CI/CD-NPM_auditbuild scripts

[udaymattam]

Summary

Creating "npm audit" during the ci/cd build

What was changed:

Why it was changed:

Testing

This change was tested using:

• WDIO
• Jest
• Visual testing (please attach a screenshot or recording)
• Other (please describe below)
• No tests are needed

Reviews

In addition to engineering reviews, this PR needs:

• UX review
• Accessibility review
• Functional review

Additional Details

This PR resolves:

UXPLATFORM-XXXX

---

Thank you for contributing to Terra.
@cerner/terra

[sdadn]

What is the purpose for this change?

[udaymattam]

What is the purpose for this change?

https://jira2.cerner.com/browse/UXPLATFORM-8278 - this is a Pr audit will run when a PR builds. as of now it will give audit report & log all the vulnerabilities. if we want to fail we can fail for critical & high vulnerabilities that will be feature enhancement.

[sycombs]

What is the purpose for this change?

https://jira2.cerner.com/browse/UXPLATFORM-8278 - this is a Pr audit will run when a PR builds. as of now it will give audit report & log all the vulnerabilities. if we want to fail we can fail for critical & high vulnerabilities that will be feature enhancement.

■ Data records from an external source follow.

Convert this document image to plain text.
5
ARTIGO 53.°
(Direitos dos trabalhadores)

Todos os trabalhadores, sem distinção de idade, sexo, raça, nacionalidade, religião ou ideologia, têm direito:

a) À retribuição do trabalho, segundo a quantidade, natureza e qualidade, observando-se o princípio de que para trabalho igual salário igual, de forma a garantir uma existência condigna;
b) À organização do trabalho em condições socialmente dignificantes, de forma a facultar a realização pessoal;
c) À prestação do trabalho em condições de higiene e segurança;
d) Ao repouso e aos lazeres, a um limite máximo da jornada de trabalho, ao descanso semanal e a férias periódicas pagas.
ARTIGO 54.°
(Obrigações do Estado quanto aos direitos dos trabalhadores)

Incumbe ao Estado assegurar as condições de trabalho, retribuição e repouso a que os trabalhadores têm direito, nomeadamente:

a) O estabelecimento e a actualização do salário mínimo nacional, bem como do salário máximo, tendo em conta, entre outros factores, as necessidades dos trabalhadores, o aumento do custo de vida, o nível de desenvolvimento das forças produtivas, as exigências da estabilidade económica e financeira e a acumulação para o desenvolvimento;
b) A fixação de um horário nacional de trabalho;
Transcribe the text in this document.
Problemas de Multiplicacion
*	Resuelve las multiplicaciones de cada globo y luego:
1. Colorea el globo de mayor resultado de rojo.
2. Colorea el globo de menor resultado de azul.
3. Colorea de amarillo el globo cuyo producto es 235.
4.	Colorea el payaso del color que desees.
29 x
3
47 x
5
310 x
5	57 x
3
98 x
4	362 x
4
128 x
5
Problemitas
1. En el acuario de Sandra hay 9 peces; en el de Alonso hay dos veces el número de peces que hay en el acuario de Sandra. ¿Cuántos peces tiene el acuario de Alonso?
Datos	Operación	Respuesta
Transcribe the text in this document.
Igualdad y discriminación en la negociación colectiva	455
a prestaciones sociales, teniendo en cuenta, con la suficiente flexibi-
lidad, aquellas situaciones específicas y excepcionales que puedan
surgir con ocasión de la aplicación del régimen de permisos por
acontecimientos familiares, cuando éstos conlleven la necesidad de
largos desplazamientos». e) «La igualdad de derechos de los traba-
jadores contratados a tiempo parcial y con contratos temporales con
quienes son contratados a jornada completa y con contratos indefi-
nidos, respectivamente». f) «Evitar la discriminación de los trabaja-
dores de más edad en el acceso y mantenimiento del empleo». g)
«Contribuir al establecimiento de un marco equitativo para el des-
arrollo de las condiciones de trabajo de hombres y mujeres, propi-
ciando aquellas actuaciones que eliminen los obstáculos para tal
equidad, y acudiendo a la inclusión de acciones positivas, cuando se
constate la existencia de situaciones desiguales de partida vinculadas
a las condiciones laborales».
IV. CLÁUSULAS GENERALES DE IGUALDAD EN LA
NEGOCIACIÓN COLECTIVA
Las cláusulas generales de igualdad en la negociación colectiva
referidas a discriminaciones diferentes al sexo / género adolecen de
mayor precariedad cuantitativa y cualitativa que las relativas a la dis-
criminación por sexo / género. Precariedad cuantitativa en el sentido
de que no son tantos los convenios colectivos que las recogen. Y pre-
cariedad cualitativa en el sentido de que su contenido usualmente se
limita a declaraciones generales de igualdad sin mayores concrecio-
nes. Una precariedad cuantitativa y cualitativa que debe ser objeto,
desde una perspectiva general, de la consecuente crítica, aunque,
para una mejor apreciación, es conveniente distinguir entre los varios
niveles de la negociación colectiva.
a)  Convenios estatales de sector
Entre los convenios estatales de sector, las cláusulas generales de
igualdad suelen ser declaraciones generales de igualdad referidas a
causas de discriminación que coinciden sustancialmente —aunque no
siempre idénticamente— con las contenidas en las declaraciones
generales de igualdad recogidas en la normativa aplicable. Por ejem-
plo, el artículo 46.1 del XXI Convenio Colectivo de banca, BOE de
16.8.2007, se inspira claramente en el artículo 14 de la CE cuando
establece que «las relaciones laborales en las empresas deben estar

Do we really want to fail builds for vulnerabilities or should we just run the audit script separately from the CI/CD periodically and log Jiras based on that?

[sdadn]

Do we really want to fail builds for vulnerabilities or should we just run the audit script separately from the CI/CD periodically and log Jiras based on that?

Yeah I don't think we should fail builds, this will add potential blockers to merging PRs & doing releases. I also have concerns about inflating build times if we're only going to throw out warnings.

[udaymattam]

Do we really want to fail builds for vulnerabilities or should we just run the audit script separately from the CI/CD periodically and log Jiras based on that?

Yeah I don't think we should fail builds, this will add potential blockers to merging PRs & doing releases. I also have concerns about inflating build times if we're only going to throw out warnings.

What is the purpose for this change?

https://jira2.cerner.com/browse/UXPLATFORM-8278 - this is a Pr audit will run when a PR builds. as of now it will give audit report & log all the vulnerabilities. if we want to fail we can fail for critical & high vulnerabilities that will be feature enhancement.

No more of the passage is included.